There was once a man named Nicholas Winton. He was a 29-year-old stockbroker from Britain with no children. In 1938, Winton took a trip to Prague on the advice of a friend. Around that time, Nazi Germany had just annexed the Sudetenland thanks to the Munich Agreement, and that meant a lot of Jewish refugees from that area had fled to Czechoslovakia. 

Winton was horrified by the situation of the refugees, but particularly that of the Jewish children. 

So, Winton set up a base of operations in his hotel room, and for three weeks, he organized transports for children to bring them into Britain. Once back in Britain, he organized many of these children to find foster homes. 

The Nazis would soon invade and take over Prague, but Winton didn't stop his work. From the U.K., he continued to organize trains to bring children to the safety of Britain, literally under the noses of the Nazis. 

All told, he would extract 669 children, and would've gotten more had the Nazis not invaded Poland while trying to get the ninth train out. 
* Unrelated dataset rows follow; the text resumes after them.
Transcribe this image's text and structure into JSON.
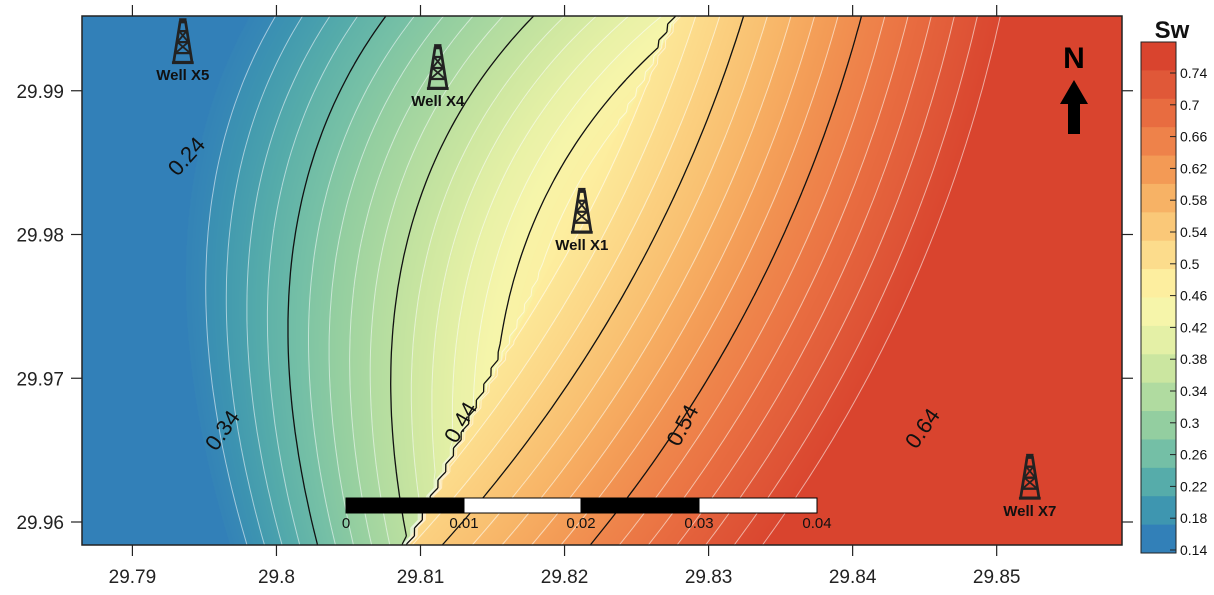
{
  "map": {
    "legend_title": "Sw",
    "north_label": "N",
    "x_ticks": [
      "29.79",
      "29.8",
      "29.81",
      "29.82",
      "29.83",
      "29.84",
      "29.85"
    ],
    "y_ticks": [
      "29.99",
      "29.98",
      "29.97",
      "29.96"
    ],
    "contour_labels": [
      "0.24",
      "0.34",
      "0.44",
      "0.54",
      "0.64"
    ],
    "wells": [
      {
        "name": "Well X5",
        "lon": 29.7935,
        "lat": 29.9915
      },
      {
        "name": "Well X4",
        "lon": 29.8112,
        "lat": 29.9897
      },
      {
        "name": "Well X1",
        "lon": 29.8212,
        "lat": 29.9797
      },
      {
        "name": "Well X7",
        "lon": 29.8523,
        "lat": 29.9612
      }
    ],
    "scale_bar": {
      "labels": [
        "0",
        "0.01",
        "0.02",
        "0.03",
        "0.04"
      ]
    },
    "colorbar": {
      "labels": [
        "0.74",
        "0.7",
        "0.66",
        "0.62",
        "0.58",
        "0.54",
        "0.5",
        "0.46",
        "0.42",
        "0.38",
        "0.34",
        "0.3",
        "0.26",
        "0.22",
        "0.18",
        "0.14"
      ],
      "colors": [
        "#d9442e",
        "#e05838",
        "#e86c40",
        "#ee824a",
        "#f39a55",
        "#f7b265",
        "#fac878",
        "#fcdc8c",
        "#fdee9f",
        "#f6f5aa",
        "#e4f0a6",
        "#cbe6a0",
        "#b0dba0",
        "#93cea0",
        "#74bfa6",
        "#56acaa",
        "#3e96b0",
        "#3280b8"
      ]
    }
  },
  "chart_data": {
    "type": "heatmap",
    "variable": "Sw",
    "xlim": [
      29.7865,
      29.8587
    ],
    "ylim": [
      29.9584,
      29.9952
    ],
    "x_ticks": [
      29.79,
      29.8,
      29.81,
      29.82,
      29.83,
      29.84,
      29.85
    ],
    "y_ticks": [
      29.96,
      29.97,
      29.98,
      29.99
    ],
    "color_range": [
      0.14,
      0.76
    ],
    "contour_interval": 0.02,
    "labeled_contours": [
      0.24,
      0.34,
      0.44,
      0.54,
      0.64
    ],
    "colorbar_labels": [
      0.74,
      0.7,
      0.66,
      0.62,
      0.58,
      0.54,
      0.5,
      0.46,
      0.42,
      0.38,
      0.34,
      0.3,
      0.26,
      0.22,
      0.18,
      0.14
    ],
    "wells": [
      {
        "name": "Well X5",
        "x": 29.7935,
        "y": 29.9915
      },
      {
        "name": "Well X4",
        "x": 29.8112,
        "y": 29.9897
      },
      {
        "name": "Well X1",
        "x": 29.8212,
        "y": 29.9797
      },
      {
        "name": "Well X7",
        "x": 29.8523,
        "y": 29.9612
      }
    ]
  }
}
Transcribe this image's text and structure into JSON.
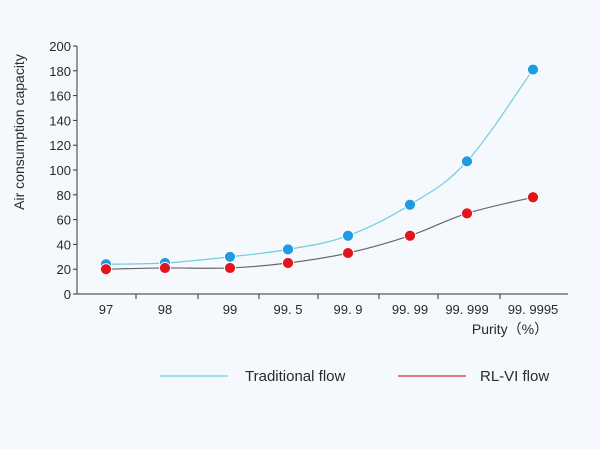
{
  "chart_data": {
    "type": "line",
    "title": "",
    "xlabel": "Purity（%）",
    "ylabel": "Air consumption capacity",
    "categories": [
      "97",
      "98",
      "99",
      "99.5",
      "99.9",
      "99.99",
      "99.999",
      "99.9995"
    ],
    "category_labels": [
      "97",
      "98",
      "99",
      "99. 5",
      "99. 9",
      "99. 99",
      "99. 999",
      "99. 9995"
    ],
    "ylim": [
      0,
      200
    ],
    "yticks": [
      0,
      20,
      40,
      60,
      80,
      100,
      120,
      140,
      160,
      180,
      200
    ],
    "grid": false,
    "legend_position": "bottom",
    "series": [
      {
        "name": "Traditional flow",
        "color": "#6ccfe0",
        "marker_color": "#1e9be3",
        "values": [
          24,
          25,
          30,
          36,
          47,
          72,
          107,
          181
        ]
      },
      {
        "name": "RL-VI flow",
        "color": "#666666",
        "marker_color": "#e3141e",
        "values": [
          20,
          21,
          21,
          25,
          33,
          47,
          65,
          78
        ]
      }
    ]
  },
  "legend": {
    "items": [
      {
        "label": "Traditional flow",
        "line_color": "#6ccfe0"
      },
      {
        "label": "RL-VI flow",
        "line_color": "#e02a2a"
      }
    ]
  }
}
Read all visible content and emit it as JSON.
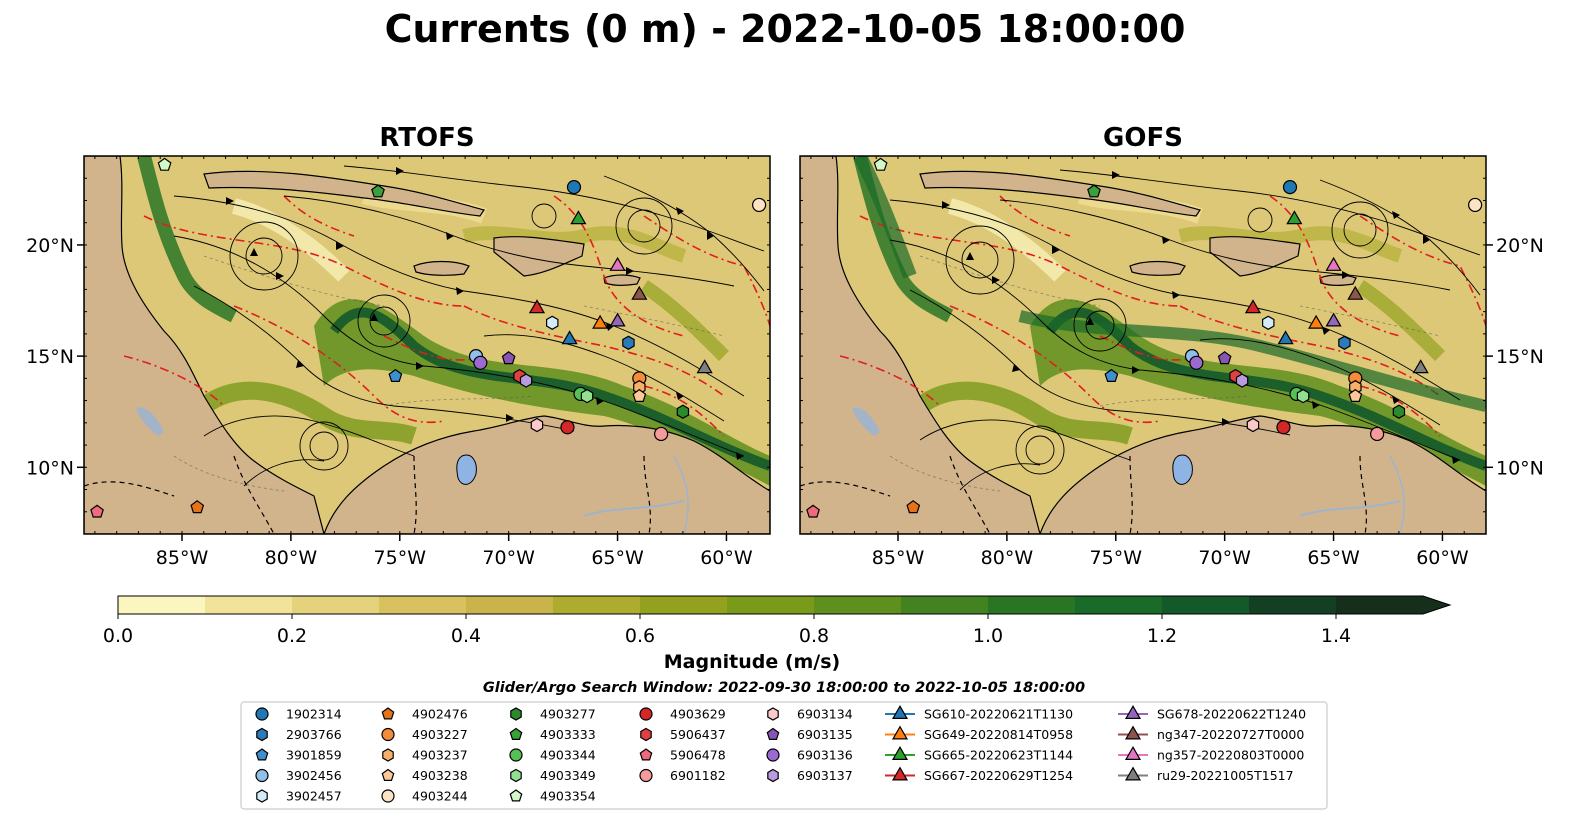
{
  "chart_data": {
    "type": "map",
    "title": "Currents (0 m) - 2022-10-05 18:00:00",
    "panels": [
      {
        "title": "RTOFS"
      },
      {
        "title": "GOFS"
      }
    ],
    "lon_range": [
      -89.5,
      -58.0
    ],
    "lat_range": [
      7.0,
      24.0
    ],
    "x_ticks": [
      "85°W",
      "80°W",
      "75°W",
      "70°W",
      "65°W",
      "60°W"
    ],
    "x_tick_values": [
      -85,
      -80,
      -75,
      -70,
      -65,
      -60
    ],
    "y_ticks": [
      "10°N",
      "15°N",
      "20°N"
    ],
    "y_tick_values": [
      10,
      15,
      20
    ],
    "colorbar": {
      "label": "Magnitude (m/s)",
      "min": 0.0,
      "max": 1.5,
      "extend": "max",
      "tick_labels": [
        "0.0",
        "0.2",
        "0.4",
        "0.6",
        "0.8",
        "1.0",
        "1.2",
        "1.4"
      ],
      "tick_values": [
        0.0,
        0.2,
        0.4,
        0.6,
        0.8,
        1.0,
        1.2,
        1.4
      ],
      "colors": [
        "#fbf5c0",
        "#f2e39a",
        "#e5d27c",
        "#d8c25f",
        "#c8b44a",
        "#aeac2e",
        "#93a11f",
        "#7a9a1a",
        "#5f8f1d",
        "#428221",
        "#2a7524",
        "#1a6a2a",
        "#13592a",
        "#133f22",
        "#162f1c"
      ]
    },
    "search_window": "Glider/Argo Search Window: 2022-09-30 18:00:00 to 2022-10-05 18:00:00",
    "legend": [
      {
        "label": "1902314",
        "marker": "circle",
        "color": "#1f77b4",
        "lon": -67.0,
        "lat": 22.6
      },
      {
        "label": "2903766",
        "marker": "hexagon",
        "color": "#2b7bb9",
        "lon": -64.5,
        "lat": 15.6
      },
      {
        "label": "3901859",
        "marker": "pentagon",
        "color": "#3d8fd0",
        "lon": -75.2,
        "lat": 14.1
      },
      {
        "label": "3902456",
        "marker": "circle",
        "color": "#8ec0ea",
        "lon": -71.5,
        "lat": 15.0
      },
      {
        "label": "3902457",
        "marker": "hexagon",
        "color": "#d4ecfa",
        "lon": -68.0,
        "lat": 16.5
      },
      {
        "label": "4902476",
        "marker": "pentagon",
        "color": "#e5731a",
        "lon": -84.3,
        "lat": 8.2
      },
      {
        "label": "4903227",
        "marker": "circle",
        "color": "#f48b3a",
        "lon": -64.0,
        "lat": 14.0
      },
      {
        "label": "4903237",
        "marker": "hexagon",
        "color": "#f6b06a",
        "lon": -64.0,
        "lat": 13.6
      },
      {
        "label": "4903238",
        "marker": "pentagon",
        "color": "#fcc89a",
        "lon": -64.0,
        "lat": 13.2
      },
      {
        "label": "4903244",
        "marker": "circle",
        "color": "#fde3c4",
        "lon": -58.5,
        "lat": 21.8
      },
      {
        "label": "4903277",
        "marker": "hexagon",
        "color": "#2c8a2c",
        "lon": -62.0,
        "lat": 12.5
      },
      {
        "label": "4903333",
        "marker": "pentagon",
        "color": "#3aa03a",
        "lon": -76.0,
        "lat": 22.4
      },
      {
        "label": "4903344",
        "marker": "circle",
        "color": "#55c055",
        "lon": -66.7,
        "lat": 13.3
      },
      {
        "label": "4903349",
        "marker": "hexagon",
        "color": "#90e090",
        "lon": -66.4,
        "lat": 13.2
      },
      {
        "label": "4903354",
        "marker": "pentagon",
        "color": "#d2f7c8",
        "lon": -85.8,
        "lat": 23.6
      },
      {
        "label": "4903629",
        "marker": "circle",
        "color": "#d62728",
        "lon": -67.3,
        "lat": 11.8
      },
      {
        "label": "5906437",
        "marker": "hexagon",
        "color": "#e04040",
        "lon": -69.5,
        "lat": 14.1
      },
      {
        "label": "5906478",
        "marker": "pentagon",
        "color": "#ef6a7a",
        "lon": -88.9,
        "lat": 8.0
      },
      {
        "label": "6901182",
        "marker": "circle",
        "color": "#f59b9b",
        "lon": -63.0,
        "lat": 11.5
      },
      {
        "label": "6903134",
        "marker": "hexagon",
        "color": "#fbc9c9",
        "lon": -68.7,
        "lat": 11.9
      },
      {
        "label": "6903135",
        "marker": "pentagon",
        "color": "#8855b5",
        "lon": -70.0,
        "lat": 14.9
      },
      {
        "label": "6903136",
        "marker": "circle",
        "color": "#9a6ad0",
        "lon": -71.3,
        "lat": 14.7
      },
      {
        "label": "6903137",
        "marker": "hexagon",
        "color": "#b99be0",
        "lon": -69.2,
        "lat": 13.9
      },
      {
        "label": "SG610-20220621T1130",
        "marker": "triangle",
        "color": "#1f77b4",
        "lon": -67.2,
        "lat": 15.8
      },
      {
        "label": "SG649-20220814T0958",
        "marker": "triangle",
        "color": "#ff7f0e",
        "lon": -65.8,
        "lat": 16.5
      },
      {
        "label": "SG665-20220623T1144",
        "marker": "triangle",
        "color": "#2ca02c",
        "lon": -66.8,
        "lat": 21.2
      },
      {
        "label": "SG667-20220629T1254",
        "marker": "triangle",
        "color": "#d62728",
        "lon": -68.7,
        "lat": 17.2
      },
      {
        "label": "SG678-20220622T1240",
        "marker": "triangle",
        "color": "#9467bd",
        "lon": -65.0,
        "lat": 16.6
      },
      {
        "label": "ng347-20220727T0000",
        "marker": "triangle",
        "color": "#8c564b",
        "lon": -64.0,
        "lat": 17.8
      },
      {
        "label": "ng357-20220803T0000",
        "marker": "triangle",
        "color": "#e377c2",
        "lon": -65.0,
        "lat": 19.1
      },
      {
        "label": "ru29-20221005T1517",
        "marker": "triangle",
        "color": "#7f7f7f",
        "lon": -61.0,
        "lat": 14.5
      }
    ]
  }
}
In 1988, Sir Nicholas Winton would be honored on the BBC program "That's Life," where he would be unknowingly seated in the front row, with many of the children he saved sitting next to and behind him. It's one of the more moving moments in television history. 

He's hardly the first, nor the last. Men stepping in to protect and save children that aren't their own is a common thread throughout history. Winton is one of the prime examples of how a man will go above and beyond to care for them.

It's sad to see how modern society has effectively erased the caring nature of men towards children from the consciousness of the public despite constant reminders of it.